Partial multiple sequence alignment of selected APH enzymes and CK2. The aligned enzymes are ordered based on increasing preference for GTP as the second substrate. Secondary structural elements are indicated below the alignment. Residues forming the nucleoside-binding site in APH(2″)-IVa are separated into three regions. Phe-95 of APH(2″)-IVa and its corresponding amino acids in the other enzymes are highlighted by the red box. The alignment for APH(2″) enzymes was created with Clustal Omega (32). APH(3′)-IIIa and CK2 were aligned based on a manual structural alignment between representative structures (PDB accession numbers 1L8T and 1LP4) and the APH(2″)-IVa-adenosine complex. The kinetic parameters for the six enzymes were taken from literature (3, 33, 34). The K_m(ATP)/K_m(GTP) ratio for APH(2″)-IVa varies among three independent studies due to small differences in specific experimental conditions (3, 13).

FIGURE 4.

Structural basis for ATP-selectivity of APH(3′)-IIIa. A, nucleotide-binding clefts of APH(2″)-IVa-guanosine (blue with cyan ligand) and APH(3′)-IIIa-ADP (brown with dark red ligand), showing that the key residue Ala-93 for coordinating the guanine ring is positioned too far away from the base for effective interactions in APH(3′)-IIIa. B, alternative view of the nucleotide-binding clefts, showing that the conformation of residue Met-90 of APH(3′)-IIIa clashes with a solvent network that would be required for guanosine binding. The ADP molecule aligns with the adenosine in the APH(2″)-IVa-adenosine complex, which is shown in semitransparent orange stick representation.

FIGURE 5.

Structural comparison between nucleoside-bound complexes of APH(2″)-IVa and CK2. A, structural superposition of residues forming the nucleoside-binding pocket of AMPPNP-bound CK2α (yellow with red ligand) onto those of adenosine-bound APH(2″)-IVa (green with light cyan ligand).

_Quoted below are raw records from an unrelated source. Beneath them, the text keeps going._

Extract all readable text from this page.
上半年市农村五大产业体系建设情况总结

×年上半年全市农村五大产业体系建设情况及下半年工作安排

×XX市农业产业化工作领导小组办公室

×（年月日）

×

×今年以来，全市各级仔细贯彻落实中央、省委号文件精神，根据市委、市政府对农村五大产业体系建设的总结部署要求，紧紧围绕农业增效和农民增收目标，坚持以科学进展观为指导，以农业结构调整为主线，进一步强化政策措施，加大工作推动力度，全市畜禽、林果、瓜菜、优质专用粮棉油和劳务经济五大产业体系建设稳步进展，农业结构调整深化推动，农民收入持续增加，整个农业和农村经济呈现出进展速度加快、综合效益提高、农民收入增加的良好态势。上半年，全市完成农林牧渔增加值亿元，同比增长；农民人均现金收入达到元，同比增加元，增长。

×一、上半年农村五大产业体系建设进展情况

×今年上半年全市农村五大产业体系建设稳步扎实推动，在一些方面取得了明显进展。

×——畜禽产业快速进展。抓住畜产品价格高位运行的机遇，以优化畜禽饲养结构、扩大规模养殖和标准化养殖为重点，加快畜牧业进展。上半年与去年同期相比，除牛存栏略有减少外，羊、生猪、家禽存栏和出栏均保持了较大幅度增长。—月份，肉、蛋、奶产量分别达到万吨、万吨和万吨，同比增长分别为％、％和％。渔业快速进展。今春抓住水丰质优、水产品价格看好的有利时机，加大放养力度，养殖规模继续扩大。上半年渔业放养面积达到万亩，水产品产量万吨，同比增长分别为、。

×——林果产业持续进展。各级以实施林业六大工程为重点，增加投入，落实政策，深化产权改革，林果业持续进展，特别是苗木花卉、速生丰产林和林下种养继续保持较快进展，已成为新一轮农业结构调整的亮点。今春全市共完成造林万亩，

Despite significant discrepancies in the overall protein structure, this region shows strong structural conservation. B, structural superposition of GMPPNP-bound CK2α structure (yellow with red ligand) onto guanosine-bound APH(2″)-IVa (blue with dark cyan ligand). The conformation of the interdomain linker, highlighted in graphic representation, and the position of key residues, shown in stick representation, are conserved. Also conserved between the two structures is a solvent network, consisting of two water molecules for CK2 (green spheres) and three water molecules for APH(2″)-IVa (red spheres, with one overlapping and occluded by a green sphere).